Centoventi persone, spiegano Unhcr e Oim, si trovavano su un gommone partito dalla Libia giovedì 18 febbraio, fra le quali 6 donne, di cui una in stato di gravidanza, e 4 bambini. Dopo circa 15 ore il gommone ha cominciato ad imbarcare acqua e le persone a bordo hanno provato in ogni modo a chiedere soccorso. In quelle ore, 6 persone sono morte cadendo in acqua mentre altre due, avendo avvistato un’imbarcazione in lontananza hanno provato a raggiungerla a nuoto, annegando.

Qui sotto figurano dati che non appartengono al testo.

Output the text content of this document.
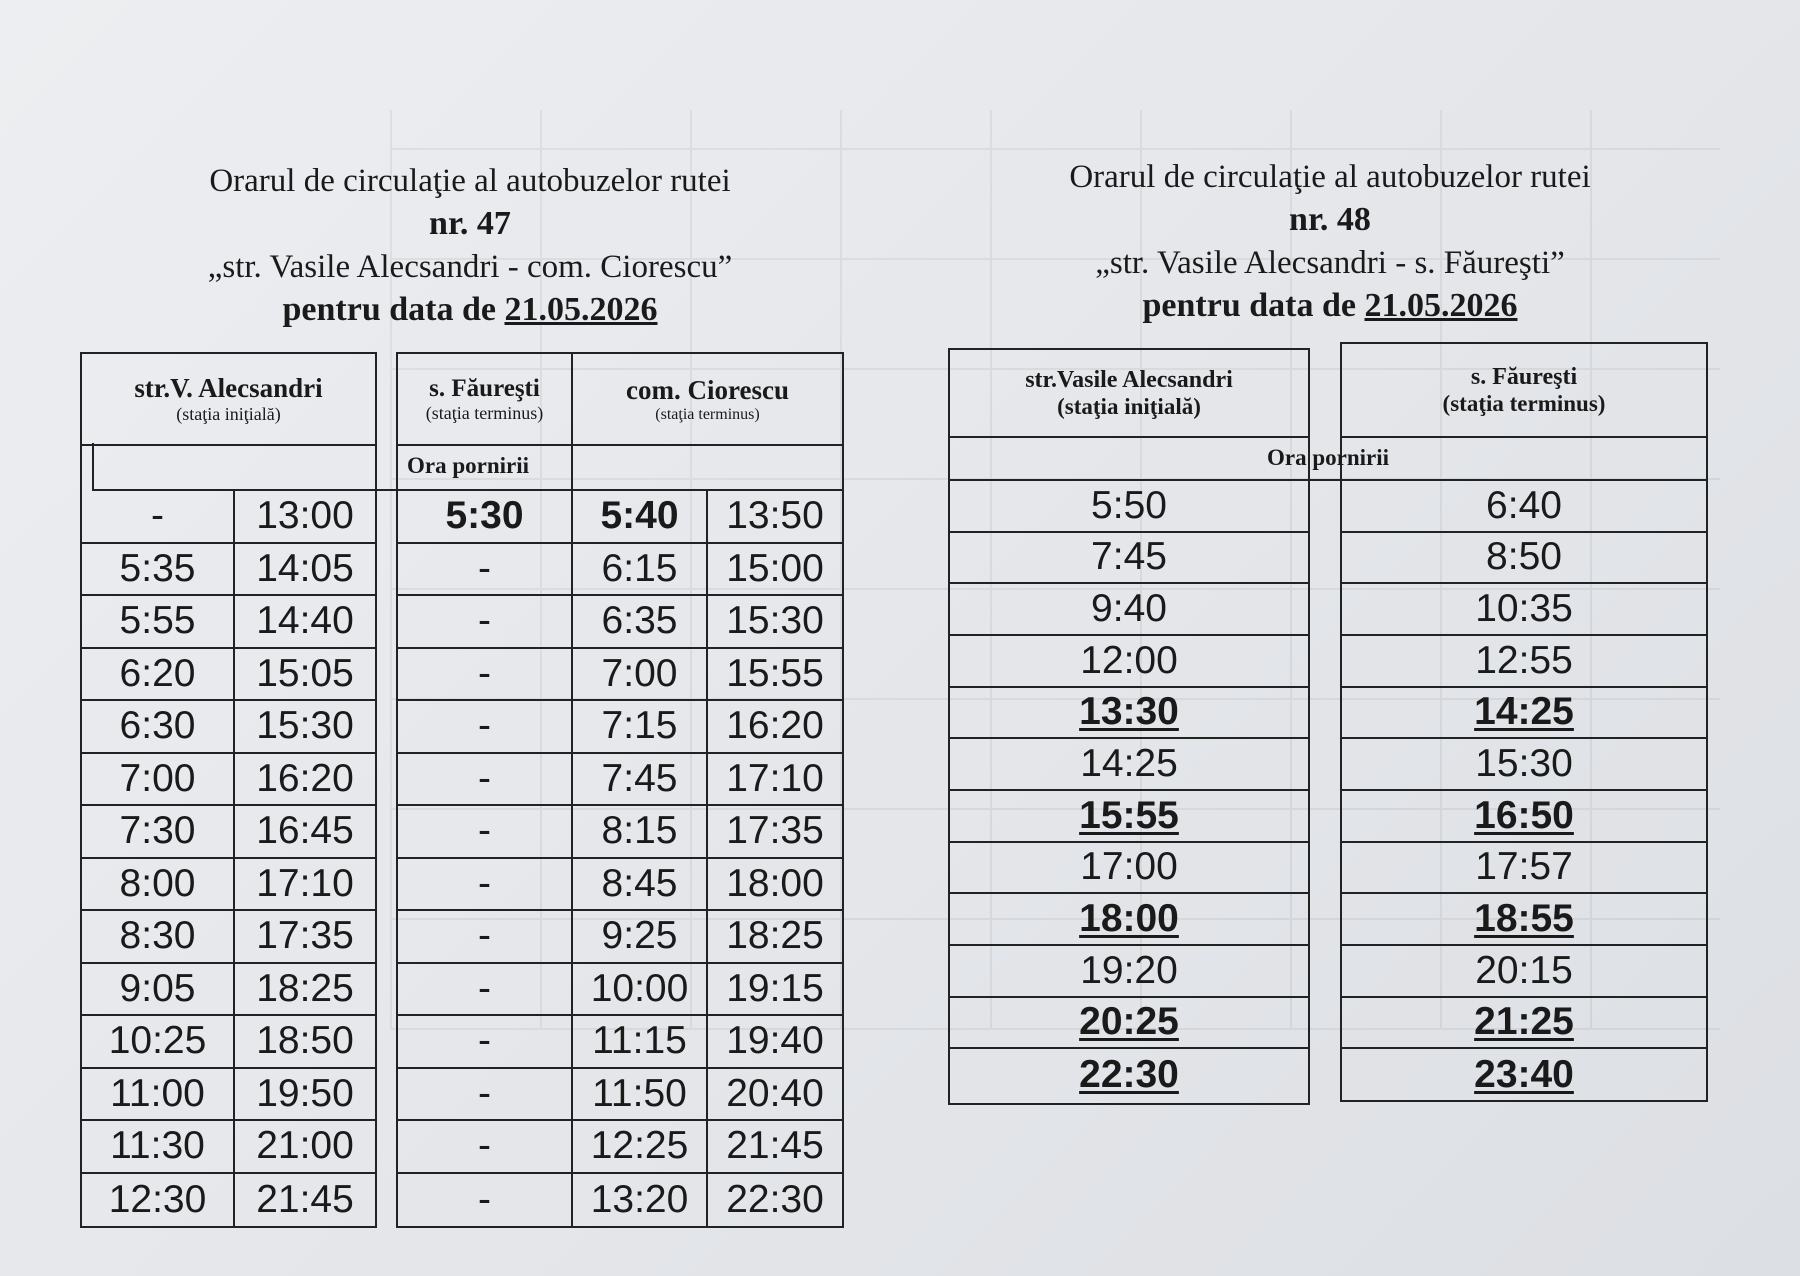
Orarul de circulaţie al autobuzelor rutei
nr. 47
„str. Vasile Alecsandri - com. Ciorescu”
pentru data de 21.05.2026
Orarul de circulaţie al autobuzelor rutei
nr. 48
„str. Vasile Alecsandri - s. Făureşti”
pentru data de 21.05.2026
str.V. Alecsandri
(staţia iniţială)
s. Făureşti
(staţia terminus)
com. Ciorescu
(staţia terminus)
Ora pornirii
-
5:35
5:55
6:20
6:30
7:00
7:30
8:00
8:30
9:05
10:25
11:00
11:30
12:30
13:00
14:05
14:40
15:05
15:30
16:20
16:45
17:10
17:35
18:25
18:50
19:50
21:00
21:45
5:30
-
-
-
-
-
-
-
-
-
-
-
-
-
5:40
6:15
6:35
7:00
7:15
7:45
8:15
8:45
9:25
10:00
11:15
11:50
12:25
13:20
13:50
15:00
15:30
15:55
16:20
17:10
17:35
18:00
18:25
19:15
19:40
20:40
21:45
22:30
str.Vasile Alecsandri
(staţia iniţială)
s. Făureşti
(staţia terminus)
Ora pornirii
5:50
7:45
9:40
12:00
13:30
14:25
15:55
17:00
18:00
19:20
20:25
22:30
6:40
8:50
10:35
12:55
14:25
15:30
16:50
17:57
18:55
20:15
21:25
23:40
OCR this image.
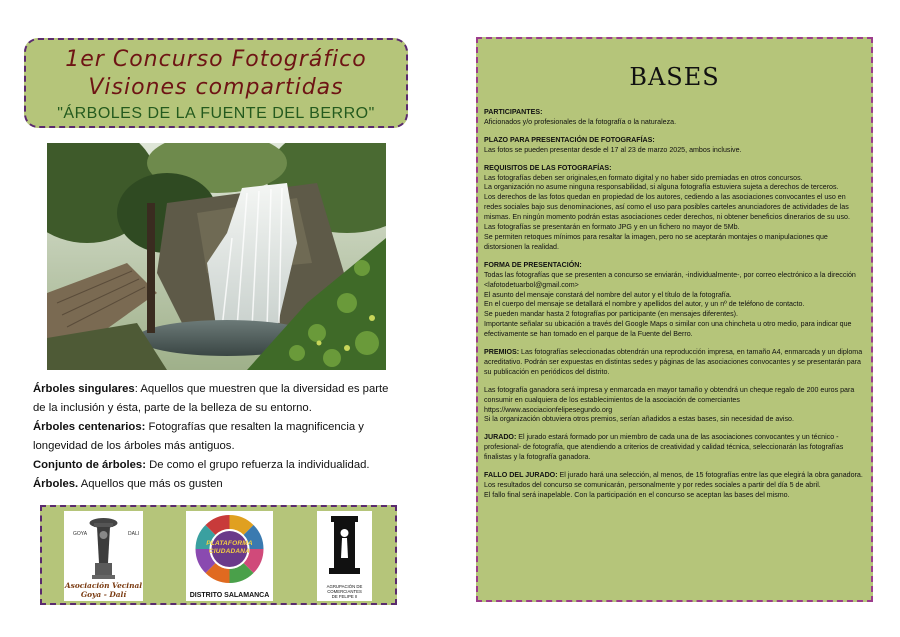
1er Concurso Fotográfico
Visiones compartidas
"ÁRBOLES DE LA FUENTE DEL BERRO"

Árboles singulares: Aquellos que muestren que la diversidad es parte de la inclusión y ésta, parte de la belleza de su entorno.

Árboles centenarios: Fotografías que resalten la magnificencia y longevidad de los árboles más antiguos.

Conjunto de árboles: De como el grupo refuerza la individualidad.

Árboles. Aquellos que más os gusten

GOYA	DALI
Asociación Vecinal
Goya - Dalí
PLATAFORMA CIUDADANA
DISTRITO SALAMANCA
AGRUPACIÓN DE
COMERCIANTES
DE FELIPE II
BASES
PARTICIPANTES:
Aficionados y/o profesionales de la fotografía o la naturaleza.
PLAZO PARA PRESENTACIÓN DE FOTOGRAFÍAS:
Las fotos se pueden presentar desde el 17 al 23 de marzo 2025, ambos inclusive.
REQUISITOS DE LAS FOTOGRAFÍAS:
Las fotografías deben ser originales,en formato digital y no haber sido premiadas en otros concursos.
La organización no asume ninguna responsabilidad, si alguna fotografía estuviera sujeta a derechos de terceros.
Los derechos de las fotos quedan en propiedad de los autores, cediendo a las asociaciones convocantes el uso en redes sociales bajo sus denominaciones, así como el uso para posibles carteles anunciadores de actividades de las mismas. En ningún momento podrán estas asociaciones ceder derechos, ni obtener beneficios dinerarios de su uso.
Las fotografías se presentarán en formato JPG y en un fichero no mayor de 5Mb.
Se permiten retoques mínimos para resaltar la imagen, pero no se aceptarán montajes o manipulaciones que distorsionen la realidad.
FORMA DE PRESENTACIÓN:
Todas las fotografías que se presenten a concurso se enviarán, -individualmente-, por correo electrónico a la dirección <lafotodetuarbol@gmail.com>
El asunto del mensaje constará del nombre del autor y el título de la fotografía.
En el cuerpo del mensaje se detallará el nombre y apellidos del autor, y un nº de teléfono de contacto.
Se pueden mandar hasta 2 fotografías por participante (en mensajes diferentes).
Importante señalar su ubicación a través del Google Maps o similar con una chincheta u otro medio, para indicar que efectivamente se han tomado en el parque de la Fuente del Berro.
PREMIOS: Las fotografías seleccionadas obtendrán una reproducción impresa, en tamaño A4, enmarcada y un diploma acreditativo. Podrán ser expuestas en distintas sedes y páginas de las asociaciones convocantes y se presentarán para su publicación en periódicos del distrito.
Las fotografía ganadora será impresa y enmarcada en mayor tamaño y obtendrá un cheque regalo de 200 euros para consumir en cualquiera de los establecimientos de la asociación de comerciantes https://www.asociacionfelipesegundo.org
Si la organización obtuviera otros premios, serían añadidos a estas bases, sin necesidad de aviso.
JURADO: El jurado estará formado por un miembro de cada una de las asociaciones convocantes y un técnico -profesional- de fotografía, que atendiendo a criterios de creatividad y calidad técnica, seleccionarán las fotografías finalistas y la fotografía ganadora.
FALLO DEL JURADO: El jurado hará una selección, al menos, de 15 fotografías entre las que elegirá la obra ganadora.
Los resultados del concurso se comunicarán, personalmente y por redes sociales a partir del día 5 de abril.
El fallo final será inapelable. Con la participación en el concurso se aceptan las bases del mismo.
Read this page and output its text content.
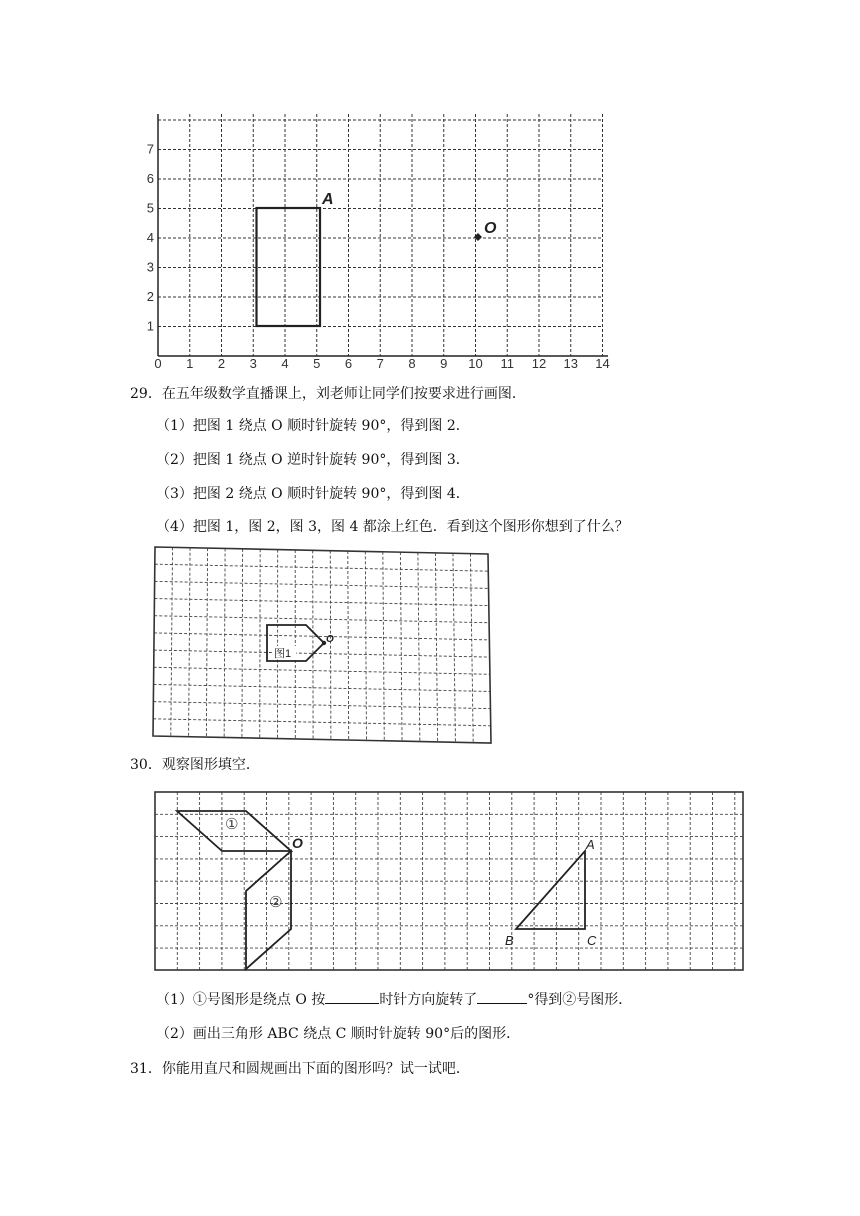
0 1 2 3 4 5 6 7 8 9 10 11 12 13 14
1
2
3
4
5
6
7
A
O
29．在五年级数学直播课上，刘老师让同学们按要求进行画图．
（1）把图 1 绕点 O 顺时针旋转 90°，得到图 2．
（2）把图 1 绕点 O 逆时针旋转 90°，得到图 3．
（3）把图 2 绕点 O 顺时针旋转 90°，得到图 4．
（4）把图 1，图 2，图 3，图 4 都涂上红色．看到这个图形你想到了什么？
O
图1
30．观察图形填空．
①
②
O	A
B	C
（1）①号图形是绕点 O 按	时针方向旋转了	°得到②号图形．
（2）画出三角形 ABC 绕点 C 顺时针旋转 90°后的图形．
31．你能用直尺和圆规画出下面的图形吗？试一试吧．
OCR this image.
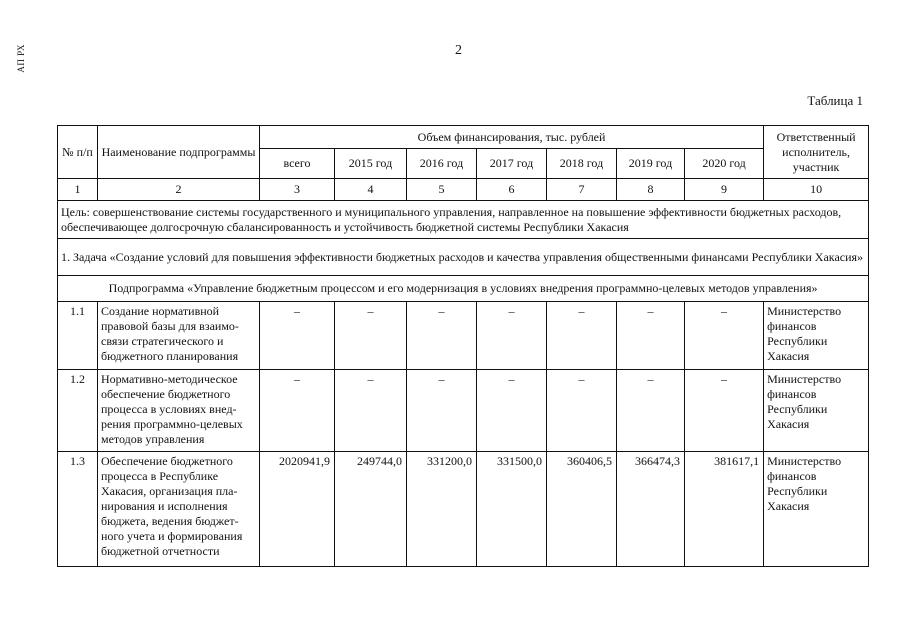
АП РХ	2
Таблица 1
№ п/п	Наименование подпрограммы	Объем финансирования, тыс. рублей							Ответственный исполнитель, участник
		всего	2015 год	2016 год	2017 год	2018 год	2019 год	2020 год	
1	2	3	4	5	6	7	8	9	10
Цель: совершенствование системы государственного и муниципального управления, направленное на повышение эффективности бюджетных расходов, обеспечивающее долгосрочную сбалансированность и устойчивость бюджетной системы Республики Хакасия									
1. Задача «Создание условий для повышения эффективности бюджетных расходов и качества управления общественными финансами Республики Хакасия»									
Подпрограмма «Управление бюджетным процессом и его модернизация в условиях внедрения программно-целевых методов управления»									
1.1	Создание нормативной правовой базы для взаимо-связи стратегического и бюджетного планирования	–	–	–	–	–	–	–	Министерство финансов Республики Хакасия
1.2	Нормативно-методическое обеспечение бюджетного процесса в условиях внед-рения программно-целевых методов управления	–	–	–	–	–	–	–	Министерство финансов Республики Хакасия
1.3	Обеспечение бюджетного процесса в Республике Хакасия, организация пла-нирования и исполнения бюджета, ведения бюджет-ного учета и формирования бюджетной отчетности	2020941,9	249744,0	331200,0	331500,0	360406,5	366474,3	381617,1	Министерство финансов Республики Хакасия
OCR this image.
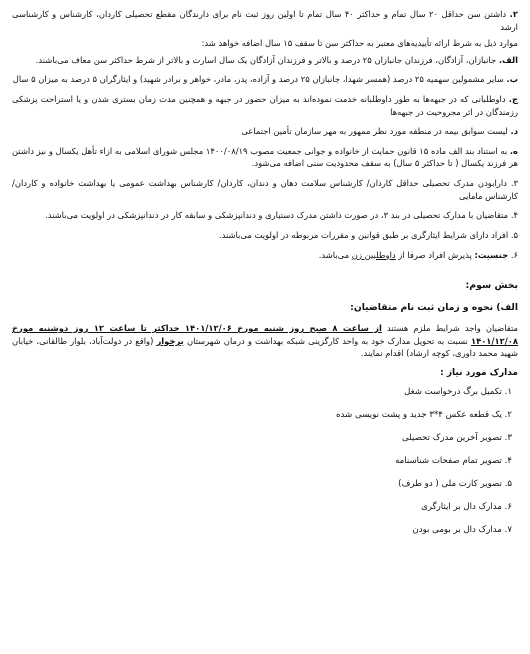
۲. داشتن سن حداقل ۲۰ سال تمام و حداکثر ۴۰ سال تمام تا اولین روز ثبت نام برای دارندگان مقطع تحصیلی کاردان، کارشناس و کارشناسی ارشد

موارد ذیل به شرط ارائه تأییدیه‌های معتبر به حداکثر سن تا سقف ۱۵ سال اضافه خواهد شد:

الف. جانبازان، آزادگان، فرزندان جانبازان ۲۵ درصد و بالاتر و فرزندان آزادگان یک سال اسارت و بالاتر از شرط حداکثر سن معاف می‌باشند.

ب. سایر مشمولین سهمیه ۲۵ درصد (همسر شهدا، جانبازان ۲۵ درصد و آزاده، پدر، مادر، خواهر و برادر شهید) و ایثارگران ۵ درصد به میزان ۵ سال

ج. داوطلبانی که در جبهه‌ها به طور داوطلبانه خدمت نموده‌اند به میزان حضور در جبهه و همچنین مدت زمان بستری شدن و یا استراحت پزشکی رزمندگان در اثر مجروحیت در جبهه‌ها

د. لیست سوابق بیمه در منطقه مورد نظر ممهور به مهر سازمان تأمین اجتماعی

ه. به استناد بند الف ماده ۱۵ قانون حمایت از خانواده و جوانی جمعیت مصوب ۱۴۰۰/۰۸/۱۹ مجلس شورای اسلامی به ازاء تأهل یکسال و نیز داشتن هر فرزند یکسال ( تا حداکثر ۵ سال) به سقف محدودیت سنی اضافه می‌شود.

۳. دارابودن مدرک تحصیلی حداقل کاردان/ کارشناس سلامت دهان و دندان، کاردان/ کارشناس بهداشت عمومی یا بهداشت خانواده و کاردان/ کارشناس مامایی

۴. متقاضیان با مدارک تحصیلی در بند ۳، در صورت داشتن مدرک دستیاری و دندانپزشکی و سابقه کار در دندانپزشکی در اولویت می‌باشند.

۵. افراد دارای شرایط ایثارگری بر طبق قوانین و مقررات مربوطه در اولویت می‌باشند.

۶. جنسیت: پذیرش افراد صرفا از داوطلبین زن می‌باشد.

بخش سوم:
الف) نحوه و زمان ثبت نام متقاضیان:

متقاضیان واجد شرایط ملزم هستند از ساعت ۸ صبح روز شنبه مورخ ۱۴۰۱/۱۲/۰۶ حداکثر تا ساعت ۱۲ روز دوشنبه مورخ ۱۴۰۱/۱۲/۰۸ نسبت به تحویل مدارک خود به واحد کارگزینی شبکه بهداشت و درمان شهرستان برخوار (واقع در دولت‌آباد، بلوار طالقانی، خیابان شهید محمد داوری، کوچه ارشاد) اقدام نمایند.

مدارک مورد نیاز :
۱. تکمیل برگ درخواست شغل
۲. یک قطعه عکس ۴*۳ جدید و پشت نویسی شده
۳. تصویر آخرین مدرک تحصیلی
۴. تصویر تمام صفحات شناسنامه
۵. تصویر کارت ملی ( دو طرف)
۶. مدارک دال بر ایثارگری
۷. مدارک دال بر بومی بودن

Dopo circa tre ore la Vos Triton si è avvicinata per effettuare un salvataggio ma nella difficile e delicata operazione moltissime persone hanno perso la vita in mare. Solo un corpo è stato recuperato. Fra i dispersi ci sarebbero, 3 bambini e 4 donne, di cui una lascia un neonato attualmente accolto a Lampedusa.

«Salvare la vita di rifugiati e migranti alla deriva nel Mediterraneo deve tornare ad essere una priorità dell’Unione europea e della comunità internazionale», esortano Unhcr e Oim. Ad oggi sarebbero già circa 160 le vittime del 2021 nel Mediterraneo centrale.